Quality score and trimming length in DADA2

Yoha · May 31, 2021, 6:48pm

I am a first-time QIIME user, and I am working with an Illumina MiSeq (2 x 300 kit) paired-end sequence. It is worth noting that both reads (R1 and R2) are presented in forward order. In addition, I used a manifest file to import the demultiplexed fastq files:-
qiime tools import
–type ‘SampleData[PairedEndSequencesWithQuality]’
–input-path manifest file
–output-path demux_seqs.qza
–source-format PairedEndFastqManifestPhred33
The sequence quality was then visualized using a qzv file (below I have attached the quality score plot of forward and reverse reads). For the denoising step, I intend to use DADA2. However, as compared to forward reads, the reverse reads have a very poor quality score. Could you perhaps suggest some trimming points for the forward and backward reading, taking the compatibility of the two reads after trimming into account?

colinbrislawn · June 1, 2021, 3:29pm

Hello @Yoha,

Welcome to the forums!

Thank you for posting your read quality plots. MiSeq runs often lose quality near the end of R2, so this not unexpected.

What region did you amplify and how long is this region?
(This will let us estimate how much overlap is expected so we don't trim off so many base pairs that the reads cannot be joined.)

I might start with

--p-trim-left-f 0 --p-trim-left-r 6

but I would like to know more about your amplicon before suggesting --p-trunc-len-* values.

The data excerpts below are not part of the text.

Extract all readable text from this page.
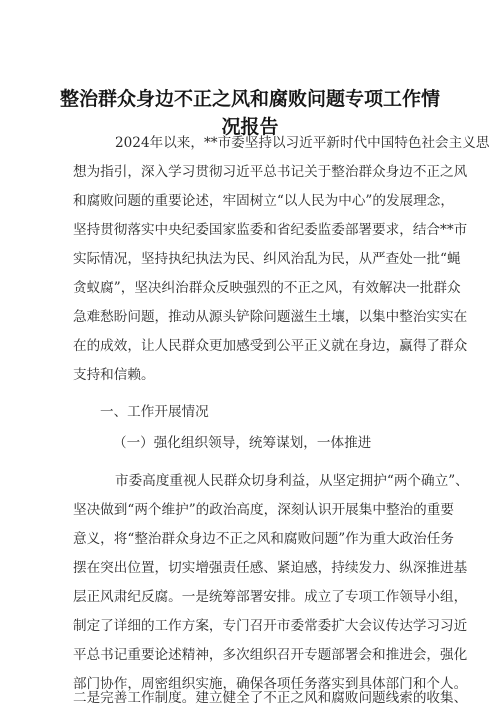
整治群众身边不正之风和腐败问题专项工作情
况报告
2024年以来，**市委坚持以习近平新时代中国特色社会主义思
想为指引，深入学习贯彻习近平总书记关于整治群众身边不正之风
和腐败问题的重要论述，牢固树立“以人民为中心”的发展理念，
坚持贯彻落实中央纪委国家监委和省纪委监委部署要求，结合**市
实际情况，坚持执纪执法为民、纠风治乱为民，从严查处一批“蝇
贪蚁腐”，坚决纠治群众反映强烈的不正之风，有效解决一批群众
急难愁盼问题，推动从源头铲除问题滋生土壤，以集中整治实实在
在的成效，让人民群众更加感受到公平正义就在身边，赢得了群众
支持和信赖。
一、工作开展情况
（一）强化组织领导，统筹谋划，一体推进
市委高度重视人民群众切身利益，从坚定拥护“两个确立”、
坚决做到“两个维护”的政治高度，深刻认识开展集中整治的重要
意义，将“整治群众身边不正之风和腐败问题”作为重大政治任务
摆在突出位置，切实增强责任感、紧迫感，持续发力、纵深推进基
层正风肃纪反腐。一是统筹部署安排。成立了专项工作领导小组，
制定了详细的工作方案，专门召开市委常委扩大会议传达学习习近
平总书记重要论述精神，多次组织召开专题部署会和推进会，强化
部门协作，周密组织实施，确保各项任务落实到具体部门和个人。
二是完善工作制度。建立健全了不正之风和腐败问题线索的收集、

Yoha · June 1, 2021, 4:17pm

Thanks so much for your reply. We have sequenced the V4 hypervariable region of the bacterial 16S rRNA coding gene in paired end mode (2 × 300 bp) on the MiSeq platform (Illumina) using primers 515F and 806R (source of primer is from the article "Ultra-high-throughput microbial 559 community analysis on the Illumina HiSeq and MiSeq platforms"). Thank you for your suggestion.

colinbrislawn · June 3, 2021, 2:45am

Hello Yoha,

I have also done this!

So if the forward primer starts the amplicon at 515 and the reverse primer ends the amplicon at 806
806 - 515 = 291
we would expect the resulting amplicon to be around 291 base pairs long.

Is this what you expect too?

Your sequencing kit includes 300 base pairs starting from both ends of your amplicon.
So when we compare your sequencing length to your amplicon length
(300 + 300) - 291 = 600 - 291 = 309
we would expect 309 base pairs of overlap.

Wait...

That's the full length of your 16S V4 amplicon! I think your two reads fully cover your amplicon in both the forward and reverse direction.

(Did I understand this correctly of am I missing something?)

If you have full coverage of your amplicon in both directions, you have 2x coverage and can trim off almost half your data and still get it to join just fine.

I might try adding these trunc flags to the trim settings I mentioned above:
--p-trunc-len-f 220 --p-trunc-len-r 110

This means that your trimmed data would be
(220-0) + (110-6) = 324
about 324 bp long.

When you compare this to your expected amplicon length
324 - 291 = 33
the 33 base pairs of overlap should be enough for DADA2 to join just fine!

Colin

P.S. There is no 'right way' to do this, so try some settings and see what you find!

system · July 4, 2021, 8:46am

This topic was automatically closed 31 days after the last reply. New replies are no longer allowed.